Years go by and Michael and I are still good friends, periodically meeting to have a coffee or a meal, or at a family gathering where we talk about the world, conspiracies – one of Michael favoured subjects – when will he join one of our tours and, of course, his work. For the last four years Michael’s life has been taken over by a project, or rather a book, that was growing from month to month, to the point that some of us close to him thought of it more of an obsession and started worrying about him. The amount of material grew and grew, there was no publisher and Michael was spending a lot of his money on research and travel for the book. But then suddenly, Michael’s agent died and a publisher who had originally rejected the manuscript changed their mind and a deal was struck. It has been a long journey but this month the book “Leonard Cohen, Untold Stories: The Early Years” – is out. I should clarify, the first volume is out!

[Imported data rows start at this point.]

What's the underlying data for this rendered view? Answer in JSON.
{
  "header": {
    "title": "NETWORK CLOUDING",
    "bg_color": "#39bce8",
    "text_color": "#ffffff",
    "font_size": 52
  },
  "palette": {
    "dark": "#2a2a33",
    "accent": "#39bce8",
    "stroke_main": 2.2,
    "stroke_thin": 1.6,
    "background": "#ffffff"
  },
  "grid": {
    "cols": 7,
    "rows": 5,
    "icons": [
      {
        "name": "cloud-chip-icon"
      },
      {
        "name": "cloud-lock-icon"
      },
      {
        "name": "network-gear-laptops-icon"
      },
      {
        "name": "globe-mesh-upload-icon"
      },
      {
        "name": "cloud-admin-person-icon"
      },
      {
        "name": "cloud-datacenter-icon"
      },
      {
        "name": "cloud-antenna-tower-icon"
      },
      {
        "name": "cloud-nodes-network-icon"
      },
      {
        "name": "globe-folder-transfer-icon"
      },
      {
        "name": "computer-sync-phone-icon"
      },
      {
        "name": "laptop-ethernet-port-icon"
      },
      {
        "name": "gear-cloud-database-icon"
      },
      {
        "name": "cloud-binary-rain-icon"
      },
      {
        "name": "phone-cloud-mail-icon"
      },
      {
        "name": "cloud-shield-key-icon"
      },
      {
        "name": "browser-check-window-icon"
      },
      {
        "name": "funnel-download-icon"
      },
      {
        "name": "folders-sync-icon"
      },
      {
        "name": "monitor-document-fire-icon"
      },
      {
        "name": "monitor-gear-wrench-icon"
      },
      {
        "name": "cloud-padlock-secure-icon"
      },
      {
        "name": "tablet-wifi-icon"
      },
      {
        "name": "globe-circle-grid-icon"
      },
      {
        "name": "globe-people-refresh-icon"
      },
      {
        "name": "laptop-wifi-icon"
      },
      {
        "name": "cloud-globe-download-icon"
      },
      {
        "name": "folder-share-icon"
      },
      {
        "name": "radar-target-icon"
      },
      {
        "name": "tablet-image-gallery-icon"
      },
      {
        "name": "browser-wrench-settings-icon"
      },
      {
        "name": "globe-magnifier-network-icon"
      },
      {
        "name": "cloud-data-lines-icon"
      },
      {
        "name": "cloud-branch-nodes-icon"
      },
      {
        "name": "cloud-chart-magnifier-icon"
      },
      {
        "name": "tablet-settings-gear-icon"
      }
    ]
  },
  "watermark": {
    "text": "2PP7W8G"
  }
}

One of the first questions I asked Michael now that the book was out was, do you know if Leonard was a cyclist? Is there a photo of Leonard on a bike? In response, he sent me a shot of the troubadour on a tricycle.  So apparently there is no testimony – visual or oral – that Leonard, unlike another troubadour Bob Dylan, was a cyclist. Nevertheless, I believe he was a cyclist, at least in spirit. Who else would pen the line: “Like a bird on a wire, like a drunk in a midnight choir, I have tried in my way to be free.” He was also a wanderer and, at least to me, a kindred spirit. At times, when on our tours, things weren’t going too well (and some of you will remember those days very well), I would recall Cohen’s words: “When things get really bad, just raise your glass and stamp your feet and do a little jig. That’s about all you can do.” Something that applies also to the situation that we, and much of the world, find ourselves right now.